Appendix. Pandas Reshape

dpwl·2024년 4월 29일

Data Analysis pandas python sql zerobase 데이터 분석 제로베이스 파이썬 판다스

Data Analysis with SQL

목록 보기

8/120

df.pivot(index='date',
        columns='category1',
        values='price')
        
# 에러: ValueError: Index contains duplicate entries, cannot reshape

import pandas as pd

df = pd.DataFrame(
        {"date" : ["2023-07-01","2023-07-01", "2023-07-01", "2023-07-01", "2023-07-01"] ,
        "category1" : ["메인", "메인", "사이드", "음료", "사이드"] ,
        "category2" : ["양념치킨", "간장치킨", "치즈볼", "콜라", "감자튀김"],
        "count" : [1, 2, 1, 4, 1], 
        "price" : [20000, 50000, 6000, 8000, 8000]})

df

1. `pivot()`

df.pivot(index='date', columns='category2', values='count')

df.pivot(index='category2', columns='date', values='count')

df.pivot(index='category1',
        columns='category2',
        values=['count', 'price'])

df.pivot_table(index='date',
               columns='category1',
               values='price')

# 에러: ValueError: Index contains duplicate entries, cannot reshape

2. `pivot_table()`

pivot() 메서드는 데이터를 재구조화하는데 사용되며, 중복된 항목이 있는 경우에는 데이터를 재배치할 수 없기 때문에 위와 같이 에러가 발생한다.

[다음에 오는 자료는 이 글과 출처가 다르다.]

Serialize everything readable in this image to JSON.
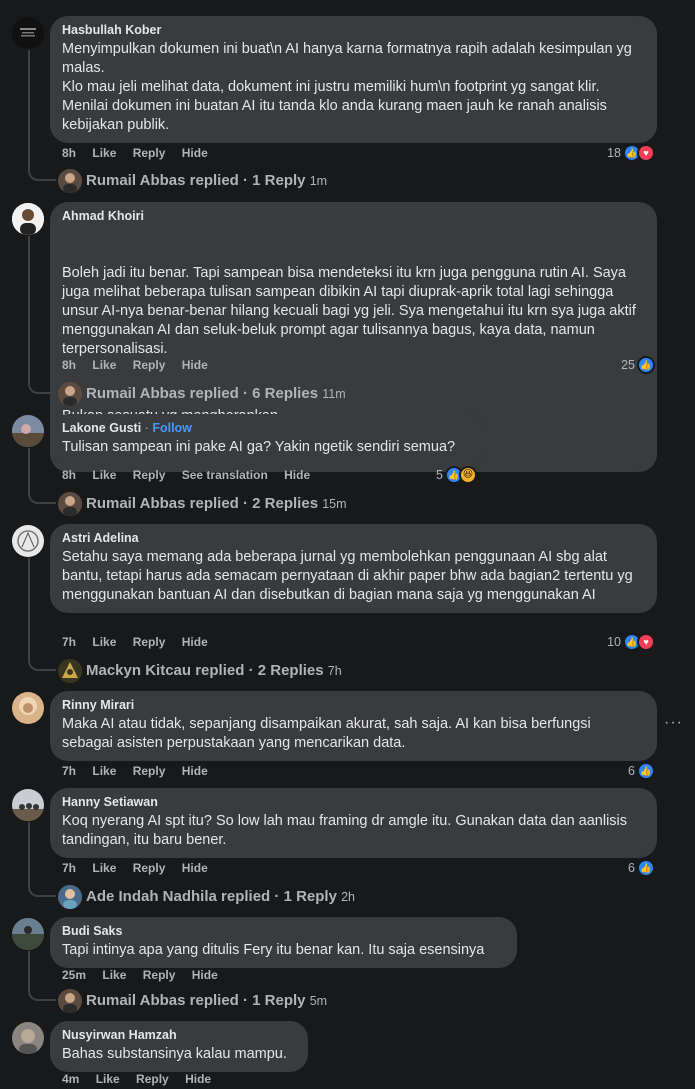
{
  "comments": [
    {
      "author": "Hasbullah Kober",
      "text": "Menyimpulkan dokumen ini buat\\n AI hanya karna formatnya rapih adalah kesimpulan yg malas.\nKlo mau jeli melihat data, dokument ini justru memiliki hum\\n footprint yg sangat klir.\nMenilai dokumen ini buatan AI itu tanda klo anda kurang maen jauh ke ranah analisis kebijakan publik.",
      "time": "8h",
      "like": "Like",
      "reply": "Reply",
      "hide": "Hide",
      "reaction_count": "18",
      "reactions": [
        "like",
        "love"
      ],
      "replied": {
        "name": "Rumail Abbas",
        "verb": "replied",
        "count": "1 Reply",
        "time": "1m"
      }
    },
    {
      "author": "Ahmad Khoiri",
      "text_p1": "Boleh jadi itu benar. Tapi sampean bisa mendeteksi itu krn juga pengguna rutin AI. Saya juga melihat beberapa tulisan sampean dibikin AI tapi diuprak-aprik total lagi sehingga unsur AI-nya benar-benar hilang kecuali bagi yg jeli. Sya mengetahui itu krn sya juga aktif menggunakan AI dan seluk-beluk prompt agar tulisannya bagus, kaya data, namun terpersonalisasi.",
      "text_p2": "Bukan sesuatu yg mengherankan.",
      "time": "8h",
      "like": "Like",
      "reply": "Reply",
      "hide": "Hide",
      "reaction_count": "25",
      "reactions": [
        "like"
      ],
      "replied": {
        "name": "Rumail Abbas",
        "verb": "replied",
        "count": "6 Replies",
        "time": "11m"
      }
    },
    {
      "author": "Lakone Gusti",
      "follow": "Follow",
      "text": "Tulisan sampean ini pake AI ga? Yakin ngetik sendiri semua?",
      "time": "8h",
      "like": "Like",
      "reply": "Reply",
      "translate": "See translation",
      "hide": "Hide",
      "reaction_count": "5",
      "reactions": [
        "like",
        "haha"
      ],
      "replied": {
        "name": "Rumail Abbas",
        "verb": "replied",
        "count": "2 Replies",
        "time": "15m"
      }
    },
    {
      "author": "Astri Adelina",
      "text": "Setahu saya memang ada beberapa jurnal yg membolehkan penggunaan AI sbg alat bantu, tetapi harus ada semacam pernyataan di akhir paper bhw ada bagian2 tertentu yg menggunakan bantuan AI dan disebutkan di bagian mana saja yg menggunakan AI",
      "time": "7h",
      "like": "Like",
      "reply": "Reply",
      "hide": "Hide",
      "reaction_count": "10",
      "reactions": [
        "like",
        "love"
      ],
      "replied": {
        "name": "Mackyn Kitcau",
        "verb": "replied",
        "count": "2 Replies",
        "time": "7h"
      }
    },
    {
      "author": "Rinny Mirari",
      "text": "Maka AI atau tidak, sepanjang disampaikan akurat, sah saja. AI kan bisa berfungsi sebagai asisten perpustakaan yang mencarikan data.",
      "time": "7h",
      "like": "Like",
      "reply": "Reply",
      "hide": "Hide",
      "reaction_count": "6",
      "reactions": [
        "like"
      ],
      "more": "···"
    },
    {
      "author": "Hanny Setiawan",
      "text": "Koq nyerang AI spt itu? So low lah mau framing dr amgle itu. Gunakan data dan aanlisis tandingan, itu baru bener.",
      "time": "7h",
      "like": "Like",
      "reply": "Reply",
      "hide": "Hide",
      "reaction_count": "6",
      "reactions": [
        "like"
      ],
      "replied": {
        "name": "Ade Indah Nadhila",
        "verb": "replied",
        "count": "1 Reply",
        "time": "2h"
      }
    },
    {
      "author": "Budi Saks",
      "text": "Tapi intinya apa yang ditulis Fery itu benar kan. Itu saja esensinya",
      "time": "25m",
      "like": "Like",
      "reply": "Reply",
      "hide": "Hide",
      "replied": {
        "name": "Rumail Abbas",
        "verb": "replied",
        "count": "1 Reply",
        "time": "5m"
      }
    },
    {
      "author": "Nusyirwan Hamzah",
      "text": "Bahas substansinya kalau mampu.",
      "time": "4m",
      "like": "Like",
      "reply": "Reply",
      "hide": "Hide"
    }
  ],
  "colors": {
    "like": "#2d86ff",
    "love": "#f33e58",
    "haha": "#f7b125",
    "bubble": "#3a3b3c",
    "background": "#18191a"
  },
  "icons": {
    "like": "thumbs-up-icon",
    "love": "heart-icon",
    "haha": "laughing-face-icon",
    "more": "more-options-icon"
  }
}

하지만 pivot_table() 메서드는 집계 기능을 포함하고 있어 아래와 같이 중복된 항목이 있어도 집계를 할 수 있다.

df.pivot_table(index='date',
               columns='category1',
               values='price')

# 일별 총 판매수량과 총 판매금액은?
df.pivot_table(index='date',
              values=['count', 'price'],
              aggfunc='sum')

# 또는
df.pivot_table(index='date',
              values=['count', 'price'],
              aggfunc={'count':'sum', 'price':'sum'})

아래와 같이 pivot_table() 메서드는 집계 함수를 사용할 때 여러 개의 집계 함수를 지정할 수 있다.

df.pivot_table(index='date',
              values=['count', 'price'],
              aggfunc={'count':'sum', 'price':'mean'})

pivot()과 pivot_table() 메서드 모두 데이터프레임을 변형시킬 수 있다. 하지만 pivot() 메서드는 데이터를 재구조화할 때 사용되며, 데이터를 집계하는 옵션이 없다. 그에 반해 pivot_table() 메서드는 데이터를 재구조화할 뿐만 아니라 집계 함수를 사용하여 데이터를 집계할 수 있다. 또한 중복된 값이 있는 경우, 사용자가 지정한 방식에 따라 해당 값을 집계할 수 있다. 이 두 메서드를 적절히 활용하면 데이터를 원하는 형태로 변형하고 분석할 수 있다.